Program Norton 2000 pomaga upewnić się, czy nasze dane są bezpieczne, sprawdzając, jak zostały zapisane daty w rozmaitych dokumentach. Dodatkowo do pakietu dołączona jest aplikacja testująca posiadany BIOS.
Przejrzysty, kolorowy raport pozwala odszukać podejrzane pliki |
Sprawdzane dokumenty po-dzielone są na trzy grupy – plików baz danych, arkuszy kalkulacyjnych oraz zbiorów nieformatowanych. Szczególnymi względami cieszą się Access, Paradox, Xbase, Excel, Lotus 1-2-3 oraz Quattro Pro. Podobnie jest z plikami tekstowymi typu DOC, CSV i DAT. Inne zbiory poddawane są standardowej kontroli daty – odmiennej dla plików tekstowych i binarnych. Przed przystąpieniem do skanowania zbiorów określamy, które katalogi mają być przeglądane bądź wyłączone z testów.
Możliwe jest zdefiniowanie rodzaju alarmu wszczynanego w momencie wykrycia błędu zapisu daty. Opcja ta jest zalecane dla zaawansowanych użytkowników. Przeciętnemu testerowi powinny wystarczyć wartości domyślne.
w skrócie | |
Norton 2000 | |
Wymagania: PC 486; 16MB RAM; Windows 9x; ok. 10 MB na dysku | |
podział kontrolowanych plików na “zagrożone” i “bezpieczne” | |
możliwość budowy projektów | |
definiowanie rodzaju alarmu dla różnych typów zbiorów | |
brak polskiej wersji językowej | |
Producent: Symantec, USA, http://www.symantec.com/ | |
Dostarczył: SoftPoint, Warszawa, tel.: (0-22) 635 80 03, faks: 635 69 50, e-mail: [email protected], http://www.softpoint.com.pl/ | |
Cena: ok. 330 zł |
Nie mniej ważne niż samo skanowanie jest prezentowanie rezultatów poszukiwań. Dla każdego “podejrzanego” dokumentu generowany jest raport zawierający pełną ścieżkę dostępu do pliku, poziom alarmu, typ i liczbę błędów, a także miejsce wystąpienia usterek.

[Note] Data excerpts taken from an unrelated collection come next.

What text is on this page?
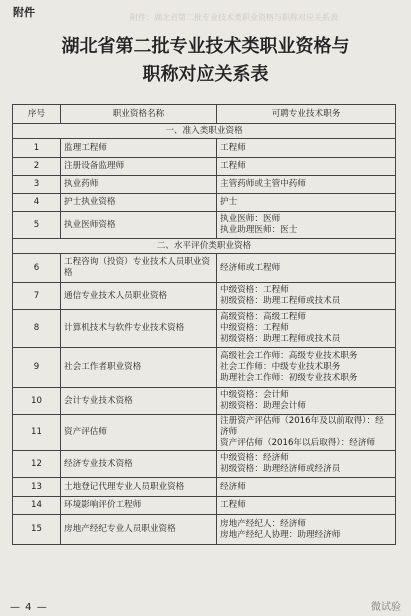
附件	附件：湖北省第二批专业技术类职业资格与职称对应关系表
湖北省第二批专业技术类职业资格与
职称对应关系表
序号	职业资格名称	可聘专业技术职务
一、准入类职业资格		
1	监理工程师	工程师

2	注册设备监理师	工程师

3	执业药师	主管药师或主管中药师

4	护士执业资格	护士

5	执业医师资格	执业医师：医师
执业助理医师：医士

二、水平评价类职业资格		
6	工程咨询（投资）专业技术人员职业资格	经济师或工程师

7	通信专业技术人员职业资格	中级资格：工程师
初级资格：助理工程师或技术员

8	计算机技术与软件专业技术资格	高级资格：高级工程师
中级资格：工程师
初级资格：助理工程师或技术员

9	社会工作者职业资格	高级社会工作师：高级专业技术职务
社会工作师：中级专业技术职务
助理社会工作师：初级专业技术职务

10	会计专业技术资格	中级资格：会计师
初级资格：助理会计师

11	资产评估师	注册资产评估师（2016年及以前取得）：经济师
资产评估师（2016年以后取得）：经济师

12	经济专业技术资格	中级资格：经济师
初级资格：助理经济师或经济员

13	土地登记代理专业人员职业资格	经济师

14	环境影响评价工程师	工程师

15	房地产经纪专业人员职业资格	房地产经纪人：经济师
房地产经纪人协理：助理经济师
— 4 —	微试验
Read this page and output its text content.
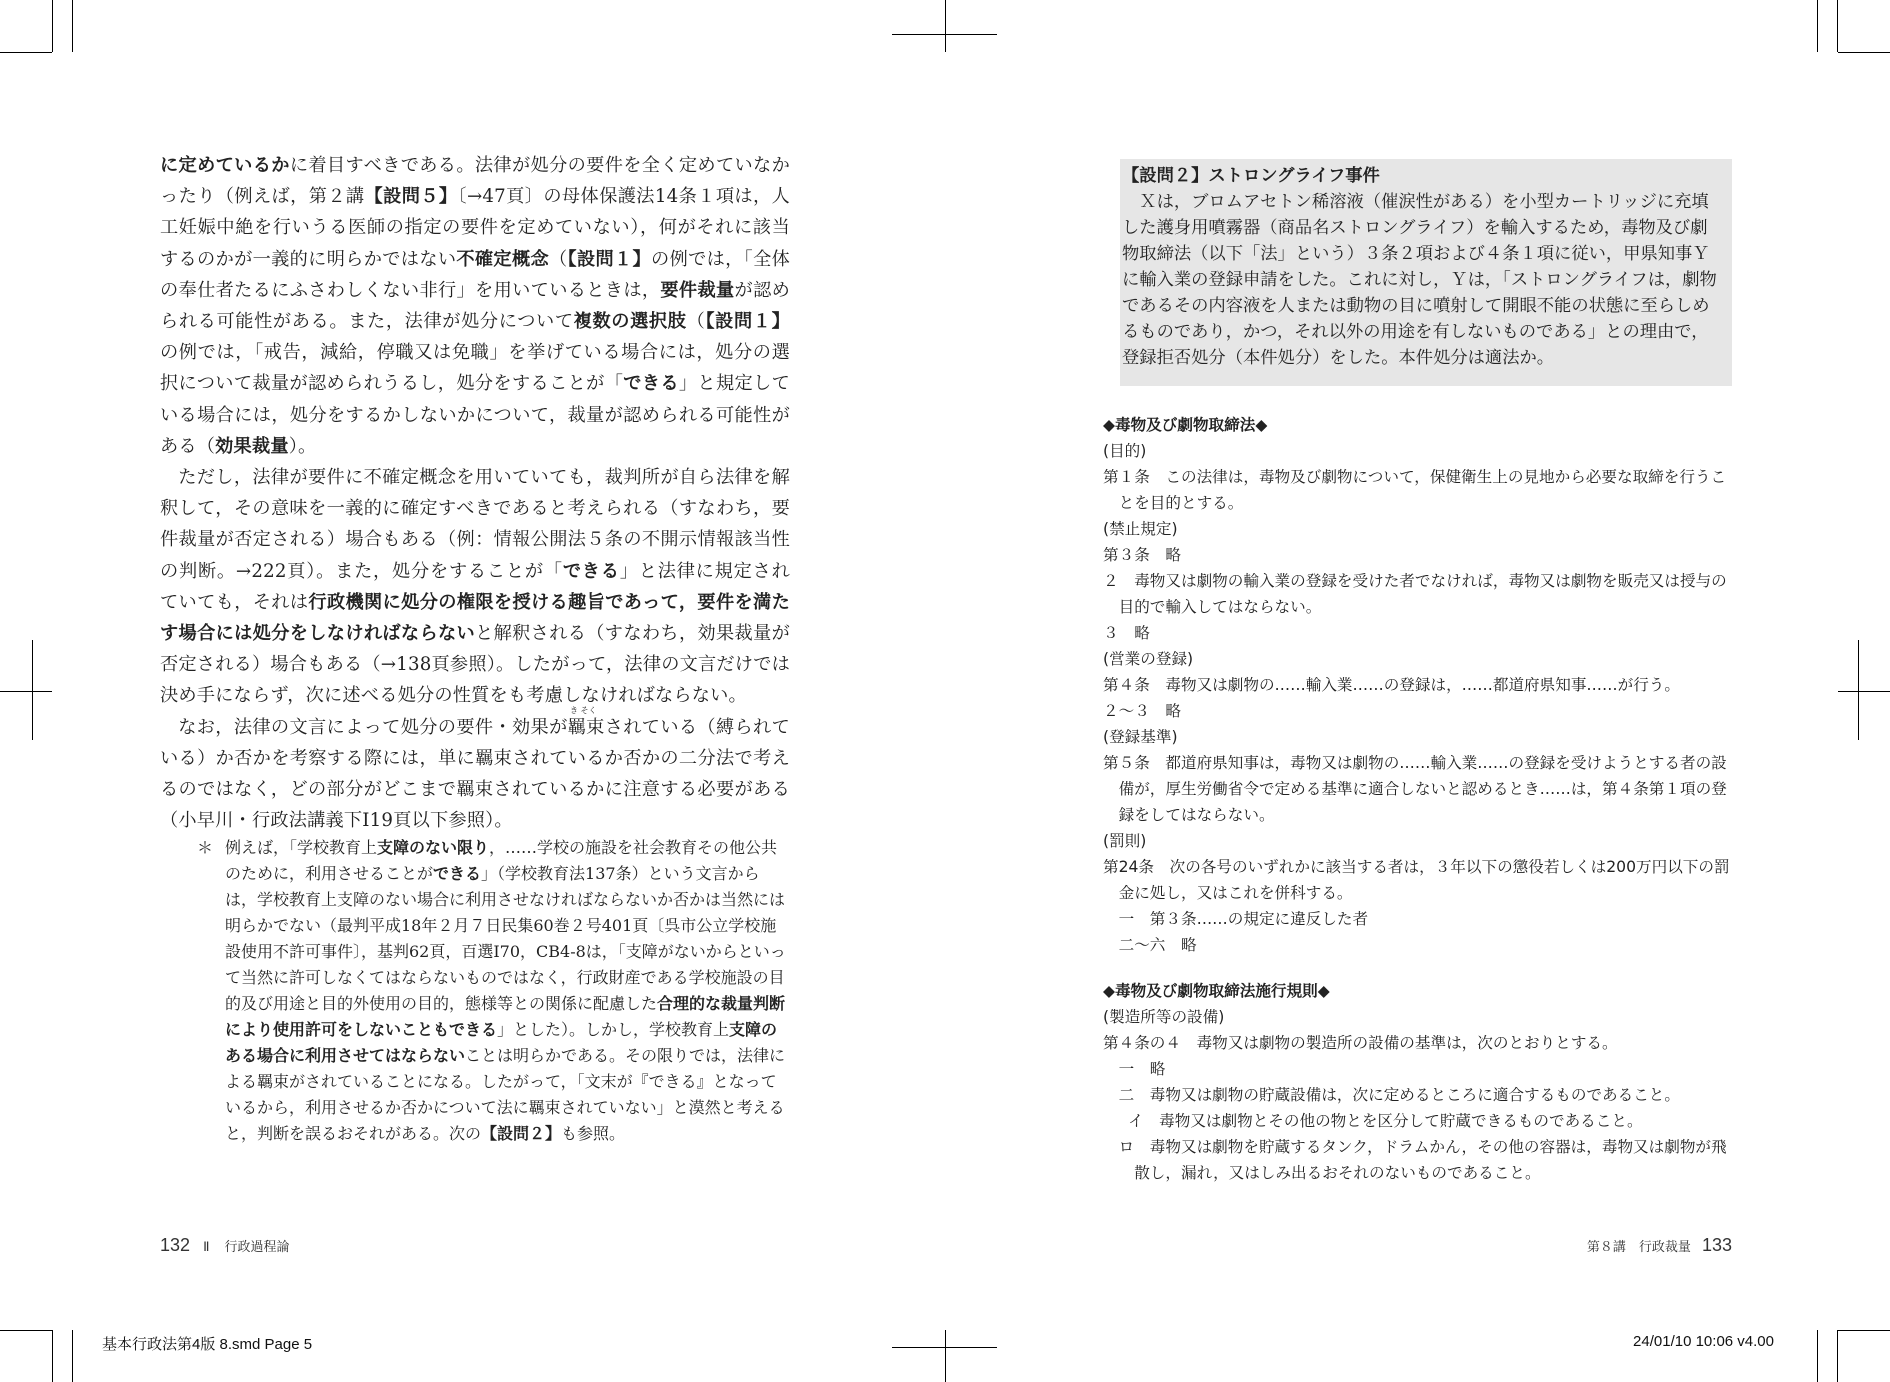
に定めているかに着目すべきである。法律が処分の要件を全く定めていなかったり（例えば，第２講【設問５】〔→47頁〕の母体保護法14条１項は，人工妊娠中絶を行いうる医師の指定の要件を定めていない），何がそれに該当するのかが一義的に明らかではない不確定概念（【設問１】の例では，「全体の奉仕者たるにふさわしくない非行」を用いているときは，要件裁量が認められる可能性がある。また，法律が処分について複数の選択肢（【設問１】の例では，「戒告，減給，停職又は免職」を挙げている場合には，処分の選択について裁量が認められうるし，処分をすることが「できる」と規定している場合には，処分をするかしないかについて，裁量が認められる可能性がある（効果裁量）。

ただし，法律が要件に不確定概念を用いていても，裁判所が自ら法律を解釈して，その意味を一義的に確定すべきであると考えられる（すなわち，要件裁量が否定される）場合もある（例：情報公開法５条の不開示情報該当性の判断。→222頁）。また，処分をすることが「できる」と法律に規定されていても，それは行政機関に処分の権限を授ける趣旨であって，要件を満たす場合には処分をしなければならないと解釈される（すなわち，効果裁量が否定される）場合もある（→138頁参照）。したがって，法律の文言だけでは決め手にならず，次に述べる処分の性質をも考慮しなければならない。

なお，法律の文言によって処分の要件・効果が羈束されている（縛られている）か否かを考察する際には，単に羈束されているか否かの二分法で考えるのではなく，どの部分がどこまで羈束されているかに注意する必要がある（小早川・行政法講義下Ⅰ19頁以下参照）。

き そく
＊ 例えば，「学校教育上支障のない限り，……学校の施設を社会教育その他公共のために，利用させることができる」（学校教育法137条）という文言からは，学校教育上支障のない場合に利用させなければならないか否かは当然には明らかでない（最判平成18年２月７日民集60巻２号401頁〔呉市公立学校施設使用不許可事件〕，基判62頁，百選Ⅰ70，CB4-8は，「支障がないからといって当然に許可しなくてはならないものではなく，行政財産である学校施設の目的及び用途と目的外使用の目的，態様等との関係に配慮した合理的な裁量判断により使用許可をしないこともできる」とした）。しかし，学校教育上支障のある場合に利用させてはならないことは明らかである。その限りでは，法律による羈束がされていることになる。したがって，「文末が『できる』となっているから，利用させるか否かについて法に羈束されていない」と漠然と考えると，判断を誤るおそれがある。次の【設問２】も参照。
132 Ⅱ 行政過程論
【設問２】ストロングライフ事件
Ｘは，ブロムアセトン稀溶液（催涙性がある）を小型カートリッジに充填した護身用噴霧器（商品名ストロングライフ）を輸入するため，毒物及び劇物取締法（以下「法」という）３条２項および４条１項に従い，甲県知事Ｙに輸入業の登録申請をした。これに対し，Ｙは，「ストロングライフは，劇物であるその内容液を人または動物の目に噴射して開眼不能の状態に至らしめるものであり，かつ，それ以外の用途を有しないものである」との理由で，登録拒否処分（本件処分）をした。本件処分は適法か。
◆毒物及び劇物取締法◆
(目的)
第１条　この法律は，毒物及び劇物について，保健衛生上の見地から必要な取締を行うことを目的とする。
(禁止規定)
第３条　略
２　毒物又は劇物の輸入業の登録を受けた者でなければ，毒物又は劇物を販売又は授与の目的で輸入してはならない。
３　略
(営業の登録)
第４条　毒物又は劇物の……輸入業……の登録は，……都道府県知事……が行う。
２〜３　略
(登録基準)
第５条　都道府県知事は，毒物又は劇物の……輸入業……の登録を受けようとする者の設備が，厚生労働省令で定める基準に適合しないと認めるとき……は，第４条第１項の登録をしてはならない。
(罰則)
第24条　次の各号のいずれかに該当する者は，３年以下の懲役若しくは200万円以下の罰金に処し，又はこれを併科する。
一　第３条……の規定に違反した者
二〜六　略
◆毒物及び劇物取締法施行規則◆
(製造所等の設備)
第４条の４　毒物又は劇物の製造所の設備の基準は，次のとおりとする。
一　略
二　毒物又は劇物の貯蔵設備は，次に定めるところに適合するものであること。
イ　毒物又は劇物とその他の物とを区分して貯蔵できるものであること。
ロ　毒物又は劇物を貯蔵するタンク，ドラムかん，その他の容器は，毒物又は劇物が飛散し，漏れ，又はしみ出るおそれのないものであること。
第８講 行政裁量 133
基本行政法第4版 8.smd Page 5	24/01/10 10:06 v4.00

Czasami zdarza się, że program podnosi fałszywy alarm, gdy w arkuszu kalkulacyjnym występują pola zawierające dane zapisane w formacie godzina:minuta. Jednak lepiej obejrzeć jeden plik niepotrzebnie, niż jeden przeoczyć. A o tym, czy prorocy Armagedonu 2000 mieli rację, dowiemy się w styczniu przyszłego roku.